For generate I use this command

protoc -I./proto --plugin=protobuf-d/build/protoc-gen-d --d_out=source proto/ppp.proto

and get in source/msg 2 output files

// Generated by the protocol buffer compiler.  DO NOT EDIT!
// source: one.proto

module msg.one;

import google.protobuf;

enum protocVersion = 3005000;

class OneData
{
    @Proto(1) bool input = protoDefaultValue!bool;
}
// Generated by the protocol buffer compiler.  DO NOT EDIT!
// source: ppp.proto

module msg.ppp;

import google.protobuf;
import one; // <- at this point wrong import of msg.one module

enum protocVersion = 3005000;

class Data
{
    @Proto(1) OneData[] one = protoDefaultValue!(OneData[]);
}

Then I compile I get error message:

source/msg/ppp.d(7,8): Error: module `one` is in file 'one.d' which cannot be read
dcarp commented 5 years ago

From proto3 documentation

The protocol compiler searches for imported files in a set of directories specified on the protocol compiler command line using the -I/--proto_path flag. If no flag was given, it looks in the directory in which the compiler was invoked. In general you should set the --proto_path flag to the root of your project and use fully qualified names for all imports.

Will this work? ppp.proto

syntax = "proto3";
package msg;

import public "msg/one.proto"; // <-- msg/ prefix

message Data {
    repeated OneData one = 1;
}
deviator commented 5 years ago

Will this work?

No =(

msg/one.proto: File not found.
ppp.proto: Import "msg/one.proto" was not found or had errors.
ppp.proto:7:14: "OneData" is not defined.
deviator commented 5 years ago

Solution: use package name same as name of directory what contains .proto files. My first try:

├── proto
│   ├── one.proto
│   └── ppp.proto
└── source
    ├── app.d
    └── msg
        ├── one.d
        └── ppp.d

need to change to:

├── msg
│   ├── one.proto
│   └── ppp.proto
└── source
    ├── app.d
    └── msg
        ├── one.d
        └── ppp.d

and at ppp.proto change import string to import public "msg/one.proto"; and change build command to protoc --plugin=protobuf-d/build/protoc-gen-d --d_out=source msg/ppp.proto

ghost91- commented 5 years ago

@dcarp while it indeed seems to be discouraged to have a different directory structure than the package structure, it works perfectly fine for other languages.
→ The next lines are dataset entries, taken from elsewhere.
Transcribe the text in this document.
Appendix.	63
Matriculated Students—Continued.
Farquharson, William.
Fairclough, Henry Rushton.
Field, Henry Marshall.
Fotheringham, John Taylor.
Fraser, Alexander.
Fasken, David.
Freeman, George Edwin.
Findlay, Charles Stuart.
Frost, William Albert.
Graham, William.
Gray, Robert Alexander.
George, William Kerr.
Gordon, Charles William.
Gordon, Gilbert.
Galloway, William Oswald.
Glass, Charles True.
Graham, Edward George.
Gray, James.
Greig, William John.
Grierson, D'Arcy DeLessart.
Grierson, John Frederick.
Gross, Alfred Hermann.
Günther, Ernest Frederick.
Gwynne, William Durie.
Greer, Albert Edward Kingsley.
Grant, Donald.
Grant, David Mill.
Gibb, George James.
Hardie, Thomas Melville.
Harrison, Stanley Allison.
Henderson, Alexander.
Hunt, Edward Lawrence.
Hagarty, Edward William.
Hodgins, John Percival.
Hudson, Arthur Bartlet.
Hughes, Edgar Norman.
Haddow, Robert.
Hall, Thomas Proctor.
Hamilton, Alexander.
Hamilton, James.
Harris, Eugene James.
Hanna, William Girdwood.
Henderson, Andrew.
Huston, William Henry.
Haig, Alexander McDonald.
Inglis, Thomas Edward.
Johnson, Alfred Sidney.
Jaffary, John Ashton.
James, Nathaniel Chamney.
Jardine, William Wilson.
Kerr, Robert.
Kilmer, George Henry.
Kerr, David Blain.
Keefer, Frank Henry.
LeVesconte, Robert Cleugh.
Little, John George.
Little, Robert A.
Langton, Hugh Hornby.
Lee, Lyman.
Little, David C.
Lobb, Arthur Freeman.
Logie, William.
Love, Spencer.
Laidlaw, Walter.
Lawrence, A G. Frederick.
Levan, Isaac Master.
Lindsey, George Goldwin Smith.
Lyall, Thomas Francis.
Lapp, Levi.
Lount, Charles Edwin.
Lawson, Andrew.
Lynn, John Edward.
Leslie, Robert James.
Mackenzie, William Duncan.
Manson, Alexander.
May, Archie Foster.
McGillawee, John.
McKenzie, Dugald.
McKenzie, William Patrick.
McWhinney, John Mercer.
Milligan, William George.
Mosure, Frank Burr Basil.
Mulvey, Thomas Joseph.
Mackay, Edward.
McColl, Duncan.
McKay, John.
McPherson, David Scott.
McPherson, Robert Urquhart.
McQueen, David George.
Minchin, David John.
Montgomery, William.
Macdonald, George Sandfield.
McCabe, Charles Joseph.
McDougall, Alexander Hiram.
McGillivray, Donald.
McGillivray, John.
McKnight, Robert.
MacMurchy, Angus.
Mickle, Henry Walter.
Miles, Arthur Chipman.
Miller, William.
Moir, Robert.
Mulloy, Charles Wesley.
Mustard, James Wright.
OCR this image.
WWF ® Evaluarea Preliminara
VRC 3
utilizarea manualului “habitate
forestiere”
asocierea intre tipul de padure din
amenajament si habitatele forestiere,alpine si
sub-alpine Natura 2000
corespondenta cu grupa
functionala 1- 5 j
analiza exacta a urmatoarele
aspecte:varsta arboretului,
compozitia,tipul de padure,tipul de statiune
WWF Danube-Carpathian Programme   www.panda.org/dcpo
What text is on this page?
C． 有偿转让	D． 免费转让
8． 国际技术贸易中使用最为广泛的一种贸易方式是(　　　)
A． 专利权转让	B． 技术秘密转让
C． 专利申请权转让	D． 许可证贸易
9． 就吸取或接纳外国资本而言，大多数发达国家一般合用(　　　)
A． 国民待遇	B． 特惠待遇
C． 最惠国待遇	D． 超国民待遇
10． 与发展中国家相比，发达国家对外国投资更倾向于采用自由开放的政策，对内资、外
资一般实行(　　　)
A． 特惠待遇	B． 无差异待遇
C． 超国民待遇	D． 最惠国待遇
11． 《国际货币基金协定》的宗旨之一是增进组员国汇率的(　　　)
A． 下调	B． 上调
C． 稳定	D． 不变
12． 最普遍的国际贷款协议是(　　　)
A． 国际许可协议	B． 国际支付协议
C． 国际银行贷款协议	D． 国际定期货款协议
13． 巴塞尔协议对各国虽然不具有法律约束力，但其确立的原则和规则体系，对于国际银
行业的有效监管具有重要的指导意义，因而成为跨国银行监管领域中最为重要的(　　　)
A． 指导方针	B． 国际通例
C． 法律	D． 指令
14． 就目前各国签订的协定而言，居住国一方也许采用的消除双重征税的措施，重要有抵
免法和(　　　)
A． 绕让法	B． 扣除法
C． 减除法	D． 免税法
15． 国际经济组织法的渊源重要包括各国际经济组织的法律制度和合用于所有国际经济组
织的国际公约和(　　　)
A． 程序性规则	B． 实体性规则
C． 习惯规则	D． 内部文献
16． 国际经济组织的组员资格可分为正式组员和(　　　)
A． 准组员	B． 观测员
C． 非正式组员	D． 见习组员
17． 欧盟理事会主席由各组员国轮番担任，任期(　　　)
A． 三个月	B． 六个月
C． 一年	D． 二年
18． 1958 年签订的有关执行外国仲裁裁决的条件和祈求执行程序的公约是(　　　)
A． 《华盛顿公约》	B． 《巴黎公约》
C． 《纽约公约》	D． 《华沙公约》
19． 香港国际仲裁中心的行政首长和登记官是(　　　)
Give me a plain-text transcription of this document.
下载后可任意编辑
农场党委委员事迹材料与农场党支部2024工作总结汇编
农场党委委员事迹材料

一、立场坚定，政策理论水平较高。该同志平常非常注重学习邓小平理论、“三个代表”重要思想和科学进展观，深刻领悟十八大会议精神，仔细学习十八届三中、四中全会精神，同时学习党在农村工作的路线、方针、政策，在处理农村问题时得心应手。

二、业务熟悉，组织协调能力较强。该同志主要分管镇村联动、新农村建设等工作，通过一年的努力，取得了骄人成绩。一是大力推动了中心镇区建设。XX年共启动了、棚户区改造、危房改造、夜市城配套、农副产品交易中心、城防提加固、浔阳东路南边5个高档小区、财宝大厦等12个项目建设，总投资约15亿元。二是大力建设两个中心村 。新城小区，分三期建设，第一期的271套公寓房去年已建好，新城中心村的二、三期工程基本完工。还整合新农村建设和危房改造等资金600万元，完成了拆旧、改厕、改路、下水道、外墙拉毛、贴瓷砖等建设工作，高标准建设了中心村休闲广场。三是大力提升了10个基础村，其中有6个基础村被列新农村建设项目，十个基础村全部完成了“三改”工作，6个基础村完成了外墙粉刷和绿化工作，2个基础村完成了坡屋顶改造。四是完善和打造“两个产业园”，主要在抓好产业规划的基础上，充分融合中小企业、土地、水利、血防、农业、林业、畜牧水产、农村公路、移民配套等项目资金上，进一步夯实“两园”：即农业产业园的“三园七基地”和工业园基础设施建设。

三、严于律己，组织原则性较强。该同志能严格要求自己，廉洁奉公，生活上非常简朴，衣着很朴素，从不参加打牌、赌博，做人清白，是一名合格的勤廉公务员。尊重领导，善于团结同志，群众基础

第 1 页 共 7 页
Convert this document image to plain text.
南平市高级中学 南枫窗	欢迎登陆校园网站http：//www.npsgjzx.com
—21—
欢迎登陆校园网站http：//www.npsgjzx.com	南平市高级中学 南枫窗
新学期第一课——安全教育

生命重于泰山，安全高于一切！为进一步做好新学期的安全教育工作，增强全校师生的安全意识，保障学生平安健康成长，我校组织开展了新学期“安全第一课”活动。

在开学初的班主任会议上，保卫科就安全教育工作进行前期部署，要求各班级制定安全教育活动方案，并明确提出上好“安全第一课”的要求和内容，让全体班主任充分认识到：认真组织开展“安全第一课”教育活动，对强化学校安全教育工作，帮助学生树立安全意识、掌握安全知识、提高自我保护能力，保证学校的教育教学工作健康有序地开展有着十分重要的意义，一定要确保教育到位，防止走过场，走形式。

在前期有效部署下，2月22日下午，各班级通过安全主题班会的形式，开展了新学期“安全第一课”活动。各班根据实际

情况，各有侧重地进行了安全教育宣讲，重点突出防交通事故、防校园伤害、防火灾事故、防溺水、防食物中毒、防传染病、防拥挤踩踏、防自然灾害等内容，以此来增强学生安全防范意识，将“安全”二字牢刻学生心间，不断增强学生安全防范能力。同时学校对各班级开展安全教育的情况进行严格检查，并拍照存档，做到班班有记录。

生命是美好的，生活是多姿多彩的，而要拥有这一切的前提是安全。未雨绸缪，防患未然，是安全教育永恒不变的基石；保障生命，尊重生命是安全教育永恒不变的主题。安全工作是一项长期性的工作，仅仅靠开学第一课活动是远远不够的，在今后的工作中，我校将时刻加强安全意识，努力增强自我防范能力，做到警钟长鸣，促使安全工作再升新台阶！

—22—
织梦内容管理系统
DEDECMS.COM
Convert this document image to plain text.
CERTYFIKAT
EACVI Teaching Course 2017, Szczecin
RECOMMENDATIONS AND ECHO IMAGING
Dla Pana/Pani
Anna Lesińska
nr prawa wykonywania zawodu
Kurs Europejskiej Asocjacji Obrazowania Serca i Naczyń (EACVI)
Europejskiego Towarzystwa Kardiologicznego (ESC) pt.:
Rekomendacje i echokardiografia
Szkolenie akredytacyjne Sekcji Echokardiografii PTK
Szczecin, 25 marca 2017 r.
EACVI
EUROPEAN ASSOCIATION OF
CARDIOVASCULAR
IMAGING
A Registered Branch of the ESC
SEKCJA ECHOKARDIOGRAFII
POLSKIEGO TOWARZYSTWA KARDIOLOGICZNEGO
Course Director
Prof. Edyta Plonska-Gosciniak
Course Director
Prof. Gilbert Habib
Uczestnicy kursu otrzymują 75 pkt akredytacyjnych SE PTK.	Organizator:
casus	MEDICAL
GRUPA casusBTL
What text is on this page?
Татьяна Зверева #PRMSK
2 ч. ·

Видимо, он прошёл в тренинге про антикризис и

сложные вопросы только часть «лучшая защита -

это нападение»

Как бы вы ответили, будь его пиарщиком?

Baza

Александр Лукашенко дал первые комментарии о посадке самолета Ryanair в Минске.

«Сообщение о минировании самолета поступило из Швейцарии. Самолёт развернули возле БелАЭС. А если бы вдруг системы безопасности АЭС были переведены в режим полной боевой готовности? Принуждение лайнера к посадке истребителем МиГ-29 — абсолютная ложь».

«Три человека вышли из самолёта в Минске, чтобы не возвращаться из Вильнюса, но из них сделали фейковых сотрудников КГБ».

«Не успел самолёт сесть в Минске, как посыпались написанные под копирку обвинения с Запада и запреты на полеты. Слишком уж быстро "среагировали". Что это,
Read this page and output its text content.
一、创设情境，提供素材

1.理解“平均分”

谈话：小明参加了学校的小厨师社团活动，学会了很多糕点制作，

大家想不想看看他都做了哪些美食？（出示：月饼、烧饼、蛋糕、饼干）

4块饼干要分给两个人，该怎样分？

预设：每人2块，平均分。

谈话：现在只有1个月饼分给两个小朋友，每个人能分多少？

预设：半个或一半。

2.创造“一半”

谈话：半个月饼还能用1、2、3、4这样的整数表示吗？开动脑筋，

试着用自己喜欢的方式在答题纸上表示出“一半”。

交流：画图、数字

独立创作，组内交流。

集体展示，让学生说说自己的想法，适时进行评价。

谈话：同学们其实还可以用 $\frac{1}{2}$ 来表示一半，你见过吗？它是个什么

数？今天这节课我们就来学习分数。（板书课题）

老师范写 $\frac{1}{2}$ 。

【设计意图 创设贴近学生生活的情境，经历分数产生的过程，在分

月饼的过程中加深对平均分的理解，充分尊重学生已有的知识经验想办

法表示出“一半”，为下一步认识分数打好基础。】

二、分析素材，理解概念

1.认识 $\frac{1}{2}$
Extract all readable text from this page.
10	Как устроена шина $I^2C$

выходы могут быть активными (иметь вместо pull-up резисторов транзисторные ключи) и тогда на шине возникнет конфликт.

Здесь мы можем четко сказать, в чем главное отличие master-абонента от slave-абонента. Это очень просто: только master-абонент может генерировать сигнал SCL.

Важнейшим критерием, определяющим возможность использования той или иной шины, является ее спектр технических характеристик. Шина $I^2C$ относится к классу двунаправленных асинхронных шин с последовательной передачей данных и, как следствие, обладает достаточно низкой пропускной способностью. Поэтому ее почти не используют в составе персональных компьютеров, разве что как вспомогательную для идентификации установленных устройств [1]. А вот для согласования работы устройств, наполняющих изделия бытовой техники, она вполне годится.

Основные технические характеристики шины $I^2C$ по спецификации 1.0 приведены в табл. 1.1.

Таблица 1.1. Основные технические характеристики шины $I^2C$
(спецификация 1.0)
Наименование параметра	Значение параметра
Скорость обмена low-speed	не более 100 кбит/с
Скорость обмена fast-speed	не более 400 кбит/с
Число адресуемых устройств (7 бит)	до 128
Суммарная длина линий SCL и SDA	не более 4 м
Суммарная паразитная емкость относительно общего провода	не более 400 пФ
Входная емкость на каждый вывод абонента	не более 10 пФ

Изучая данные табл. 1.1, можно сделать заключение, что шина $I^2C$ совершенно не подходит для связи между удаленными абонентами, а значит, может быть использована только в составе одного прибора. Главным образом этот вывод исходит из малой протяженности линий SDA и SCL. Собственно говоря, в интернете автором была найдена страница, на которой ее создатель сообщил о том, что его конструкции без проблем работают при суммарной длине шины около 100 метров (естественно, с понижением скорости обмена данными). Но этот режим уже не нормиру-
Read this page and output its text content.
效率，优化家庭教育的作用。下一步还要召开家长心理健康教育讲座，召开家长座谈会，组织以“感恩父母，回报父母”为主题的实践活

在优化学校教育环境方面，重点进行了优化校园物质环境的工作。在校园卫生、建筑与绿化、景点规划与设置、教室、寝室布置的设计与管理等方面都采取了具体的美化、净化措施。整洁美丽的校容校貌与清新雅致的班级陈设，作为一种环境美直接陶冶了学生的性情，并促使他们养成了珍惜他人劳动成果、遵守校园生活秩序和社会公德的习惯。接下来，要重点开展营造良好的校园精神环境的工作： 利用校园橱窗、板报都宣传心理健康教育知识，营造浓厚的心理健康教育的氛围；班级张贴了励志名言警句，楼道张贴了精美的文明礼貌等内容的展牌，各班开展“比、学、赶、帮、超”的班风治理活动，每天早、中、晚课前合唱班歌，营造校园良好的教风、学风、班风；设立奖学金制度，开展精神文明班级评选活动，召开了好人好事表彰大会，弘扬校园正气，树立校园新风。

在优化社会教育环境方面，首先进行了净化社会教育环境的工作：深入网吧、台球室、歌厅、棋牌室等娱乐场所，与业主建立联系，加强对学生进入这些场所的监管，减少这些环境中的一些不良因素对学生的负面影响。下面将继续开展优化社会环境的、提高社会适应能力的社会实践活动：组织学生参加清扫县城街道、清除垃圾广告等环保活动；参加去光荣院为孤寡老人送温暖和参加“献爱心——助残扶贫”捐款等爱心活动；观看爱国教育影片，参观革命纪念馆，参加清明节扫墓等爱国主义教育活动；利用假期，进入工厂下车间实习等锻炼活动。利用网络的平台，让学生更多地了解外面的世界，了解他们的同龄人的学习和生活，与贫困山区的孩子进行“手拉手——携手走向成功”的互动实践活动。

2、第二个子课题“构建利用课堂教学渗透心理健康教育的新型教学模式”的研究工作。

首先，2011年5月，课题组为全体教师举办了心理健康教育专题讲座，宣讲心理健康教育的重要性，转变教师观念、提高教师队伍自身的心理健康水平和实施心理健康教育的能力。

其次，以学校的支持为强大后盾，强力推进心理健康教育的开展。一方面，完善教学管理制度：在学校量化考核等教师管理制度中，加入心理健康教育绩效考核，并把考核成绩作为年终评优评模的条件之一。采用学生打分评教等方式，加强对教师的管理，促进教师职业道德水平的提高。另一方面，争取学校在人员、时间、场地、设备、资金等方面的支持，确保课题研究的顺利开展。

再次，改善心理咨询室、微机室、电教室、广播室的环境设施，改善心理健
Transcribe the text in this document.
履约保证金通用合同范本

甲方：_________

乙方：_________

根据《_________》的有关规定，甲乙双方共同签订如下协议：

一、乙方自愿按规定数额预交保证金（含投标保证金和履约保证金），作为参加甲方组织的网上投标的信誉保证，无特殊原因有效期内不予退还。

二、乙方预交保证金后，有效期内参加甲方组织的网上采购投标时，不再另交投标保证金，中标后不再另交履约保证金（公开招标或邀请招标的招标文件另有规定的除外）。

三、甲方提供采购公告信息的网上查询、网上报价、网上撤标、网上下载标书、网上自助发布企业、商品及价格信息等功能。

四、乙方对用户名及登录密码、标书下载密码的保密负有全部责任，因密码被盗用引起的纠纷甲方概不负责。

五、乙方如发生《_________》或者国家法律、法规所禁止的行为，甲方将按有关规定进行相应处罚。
E.g. the java output of the above example is something like the following:

├── msg
│   ├── One.java
│   └── Ppp.java

msg/Ppp.java:


package msg;

public final class Ppp {
  private Ppp() {}
  public static void registerAllExtensions(
      com.google.protobuf.ExtensionRegistryLite registry) {
  }

  public static void registerAllExtensions(
      com.google.protobuf.ExtensionRegistry registry) {
    registerAllExtensions(
        (com.google.protobuf.ExtensionRegistryLite) registry);
  }
  public interface DataOrBuilder extends
      // @@protoc_insertion_point(interface_extends:msg.Data)
      com.google.protobuf.MessageOrBuilder {

    /**
     * <code>repeated .msg.OneData one = 1;</code>
     */
    java.util.List<msg.One.OneData> 
        getOneList();
/* ... */

I also think that it is (unfortunately) quite common practice to do it like this. At least at my work place it is done like that. So I think that we should support this.